4
votes

I wish to read only latest msg in spark streaming using kafka, but it also fetches past data

How to set auto.offset.reset in KafkaUtil for spark

JavaPairReceiverInputDStream<String, String> messages =
            KafkaUtils.createStream(jssc, args[0], args[1], topicMap);

how to set the conf to fetching only current message . Please give some example.
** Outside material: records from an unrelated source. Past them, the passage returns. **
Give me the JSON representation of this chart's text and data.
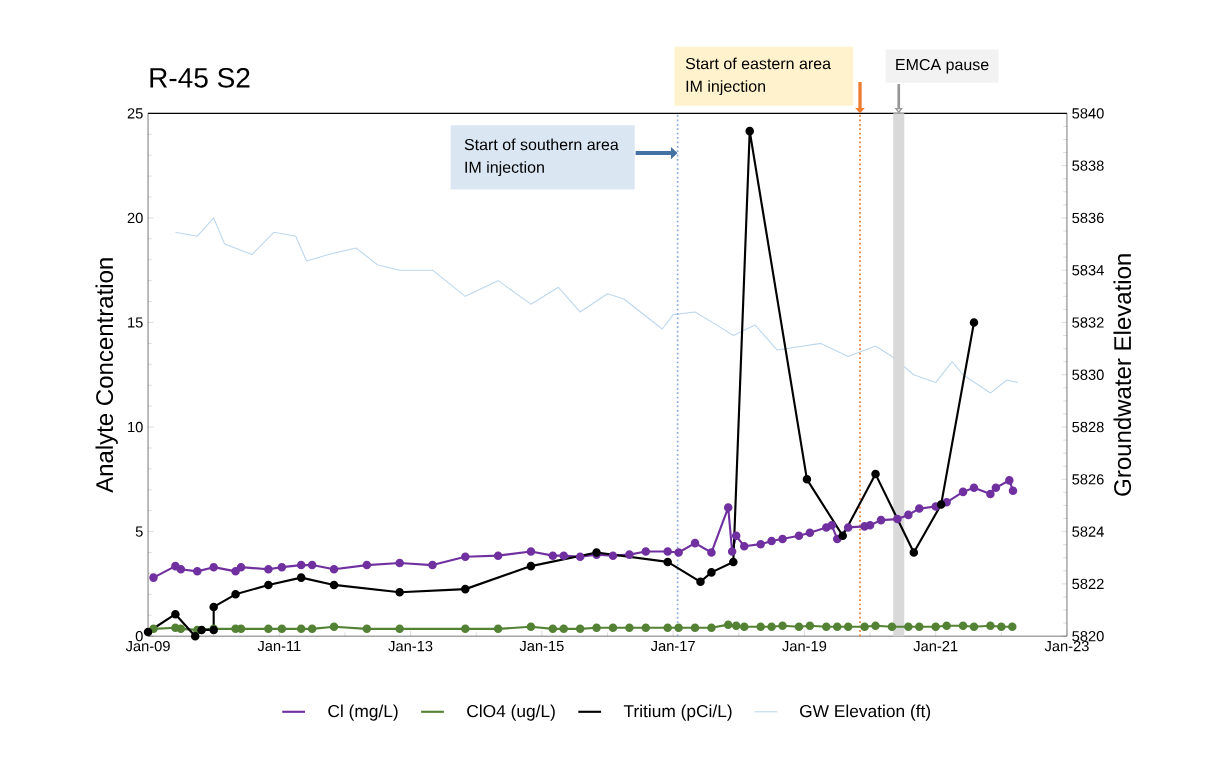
{
  "chart_data": {
    "type": "line",
    "title": "R-45 S2",
    "ylabel": "Analyte Concentration",
    "y2label": "Groundwater Elevation",
    "xlim": [
      "2009-01-01",
      "2023-01-01"
    ],
    "ylim": [
      0,
      25
    ],
    "y2lim": [
      5820,
      5840
    ],
    "xticks": [
      {
        "value": "2009-01-01",
        "label": "Jan-09"
      },
      {
        "value": "2011-01-01",
        "label": "Jan-11"
      },
      {
        "value": "2013-01-01",
        "label": "Jan-13"
      },
      {
        "value": "2015-01-01",
        "label": "Jan-15"
      },
      {
        "value": "2017-01-01",
        "label": "Jan-17"
      },
      {
        "value": "2019-01-01",
        "label": "Jan-19"
      },
      {
        "value": "2021-01-01",
        "label": "Jan-21"
      },
      {
        "value": "2023-01-01",
        "label": "Jan-23"
      }
    ],
    "yticks": [
      0,
      5,
      10,
      15,
      20,
      25
    ],
    "y2ticks": [
      5820,
      5822,
      5824,
      5826,
      5828,
      5830,
      5832,
      5834,
      5836,
      5838,
      5840
    ],
    "legend": "bottom",
    "marker": "circle",
    "series": [
      {
        "name": "Cl (mg/L)",
        "color": "#7030a0",
        "x": [
          "2009-02",
          "2009-06",
          "2009-07",
          "2009-10",
          "2010-01",
          "2010-05",
          "2010-06",
          "2010-11",
          "2011-01-15",
          "2011-05",
          "2011-07",
          "2011-11",
          "2012-05",
          "2012-11",
          "2013-05",
          "2013-11",
          "2014-05",
          "2014-11",
          "2015-03",
          "2015-05",
          "2015-08",
          "2015-11",
          "2016-02",
          "2016-05",
          "2016-08",
          "2016-12",
          "2017-02",
          "2017-05",
          "2017-08",
          "2017-11-03",
          "2017-11-25",
          "2017-12-17",
          "2018-02",
          "2018-05",
          "2018-07",
          "2018-09",
          "2018-12",
          "2019-02",
          "2019-05",
          "2019-06",
          "2019-07",
          "2019-09",
          "2019-12",
          "2020-01",
          "2020-03",
          "2020-06",
          "2020-08",
          "2020-10",
          "2021-01",
          "2021-03",
          "2021-06",
          "2021-08",
          "2021-11",
          "2021-12",
          "2022-02-15",
          "2022-03-05"
        ],
        "values": [
          2.8,
          3.35,
          3.2,
          3.1,
          3.3,
          3.1,
          3.3,
          3.2,
          3.3,
          3.4,
          3.4,
          3.2,
          3.4,
          3.5,
          3.4,
          3.8,
          3.85,
          4.05,
          3.85,
          3.85,
          3.8,
          3.9,
          3.85,
          3.9,
          4.05,
          4.05,
          4.0,
          4.45,
          4.0,
          6.15,
          4.05,
          4.8,
          4.3,
          4.4,
          4.55,
          4.65,
          4.8,
          4.95,
          5.2,
          5.3,
          4.65,
          5.2,
          5.25,
          5.3,
          5.55,
          5.6,
          5.8,
          6.1,
          6.2,
          6.4,
          6.9,
          7.1,
          6.8,
          7.1,
          7.45,
          6.95
        ]
      },
      {
        "name": "ClO4 (ug/L)",
        "color": "#548235",
        "x": [
          "2009-02",
          "2009-06",
          "2009-07",
          "2009-10",
          "2010-01",
          "2010-05",
          "2010-06",
          "2010-11",
          "2011-01-15",
          "2011-05",
          "2011-07",
          "2011-11",
          "2012-05",
          "2012-11",
          "2013-11",
          "2014-05",
          "2014-11",
          "2015-03",
          "2015-05",
          "2015-08",
          "2015-11",
          "2016-02",
          "2016-05",
          "2016-08",
          "2016-12",
          "2017-02",
          "2017-05",
          "2017-08",
          "2017-11-03",
          "2017-12-17",
          "2018-02",
          "2018-05",
          "2018-07",
          "2018-09",
          "2018-12",
          "2019-02",
          "2019-05",
          "2019-07",
          "2019-09",
          "2019-12",
          "2020-02",
          "2020-05",
          "2020-08",
          "2020-10",
          "2021-01",
          "2021-03",
          "2021-06",
          "2021-08",
          "2021-11",
          "2022-01",
          "2022-03"
        ],
        "values": [
          0.35,
          0.4,
          0.35,
          0.3,
          0.35,
          0.35,
          0.35,
          0.35,
          0.35,
          0.35,
          0.35,
          0.45,
          0.35,
          0.35,
          0.35,
          0.35,
          0.45,
          0.35,
          0.35,
          0.35,
          0.4,
          0.4,
          0.4,
          0.4,
          0.4,
          0.4,
          0.4,
          0.4,
          0.55,
          0.5,
          0.45,
          0.45,
          0.45,
          0.5,
          0.45,
          0.5,
          0.45,
          0.45,
          0.45,
          0.45,
          0.5,
          0.45,
          0.45,
          0.45,
          0.45,
          0.5,
          0.5,
          0.45,
          0.5,
          0.45,
          0.45
        ]
      },
      {
        "name": "Tritium (pCi/L)",
        "color": "#000000",
        "x": [
          "2009-01",
          "2009-06",
          "2009-09-20",
          "2009-10-25",
          "2010-01",
          "2010-01",
          "2010-05",
          "2010-11",
          "2011-05",
          "2011-11",
          "2012-11",
          "2013-11",
          "2014-11",
          "2015-11",
          "2016-12",
          "2017-06",
          "2017-08",
          "2017-12",
          "2018-03",
          "2019-01-15",
          "2019-08",
          "2020-02",
          "2020-09",
          "2021-02",
          "2021-08"
        ],
        "values": [
          0.2,
          1.05,
          0.0,
          0.3,
          0.3,
          1.4,
          2.0,
          2.45,
          2.8,
          2.45,
          2.1,
          2.25,
          3.35,
          4.0,
          3.55,
          2.6,
          3.05,
          3.55,
          24.15,
          7.5,
          4.8,
          7.75,
          4.0,
          6.3,
          15.0
        ]
      },
      {
        "name": "GW Elevation (ft)",
        "color": "#bdd7ee",
        "axis": "y2",
        "marker": "none",
        "x": [
          "2009-06",
          "2009-10",
          "2010-01",
          "2010-03",
          "2010-08",
          "2010-12",
          "2011-04",
          "2011-06",
          "2011-10",
          "2012-03",
          "2012-07",
          "2012-11",
          "2013-05",
          "2013-11",
          "2014-05",
          "2014-11",
          "2015-04",
          "2015-08",
          "2016-01",
          "2016-04",
          "2016-11",
          "2017-01",
          "2017-05",
          "2017-09",
          "2017-12",
          "2018-04",
          "2018-08",
          "2019-04",
          "2019-09",
          "2020-02",
          "2020-05",
          "2020-09",
          "2021-01",
          "2021-04",
          "2021-06",
          "2021-11",
          "2022-02",
          "2022-04"
        ],
        "values": [
          5835.45,
          5835.3,
          5836.0,
          5835.0,
          5834.6,
          5835.45,
          5835.3,
          5834.35,
          5834.6,
          5834.85,
          5834.2,
          5834.0,
          5834.0,
          5833.0,
          5833.6,
          5832.7,
          5833.35,
          5832.4,
          5833.1,
          5832.9,
          5831.75,
          5832.3,
          5832.4,
          5831.9,
          5831.5,
          5831.9,
          5830.95,
          5831.2,
          5830.7,
          5831.1,
          5830.7,
          5830.0,
          5829.7,
          5830.5,
          5830.0,
          5829.3,
          5829.8,
          5829.7
        ]
      }
    ],
    "ref_lines": [
      {
        "axis": "x",
        "value": "2017-01-26",
        "label": "Start of southern area IM injection",
        "color": "#8faadc",
        "line_style": "dotted"
      },
      {
        "axis": "x",
        "value": "2019-11-06",
        "label": "Start of eastern area IM injection",
        "color": "#ed7d31",
        "line_style": "dotted"
      }
    ],
    "bands": [
      {
        "axis": "x",
        "from": "2020-05-08",
        "to": "2020-07-09",
        "label": "EMCA pause",
        "color": "#d9d9d9"
      }
    ]
  }
}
Thanks in advance, there is also another thread

But not sufficient, pls help me out. Thanks in advance.

1

1 Answers

7
votes

You need to use this method from KafkaUtils object:

 def createStream[K, V, U <: Decoder[_], T <: Decoder[_]](
      jssc: JavaStreamingContext,
      keyTypeClass: Class[K],
      valueTypeClass: Class[V],
      keyDecoderClass: Class[U],
      valueDecoderClass: Class[T],
      kafkaParams: JMap[String, String],
      topics: JMap[String, JInt],
      storageLevel: StorageLevel
    )

Depending on the Spark version, you cannot use java. There is a bug.

If you are using Spark 1.1.0, you need to add into kafkaParams parameter this property:

"auto.offset.reset", "largest"

Another workaround is generate a groupId prefix randomly, but this is crappy.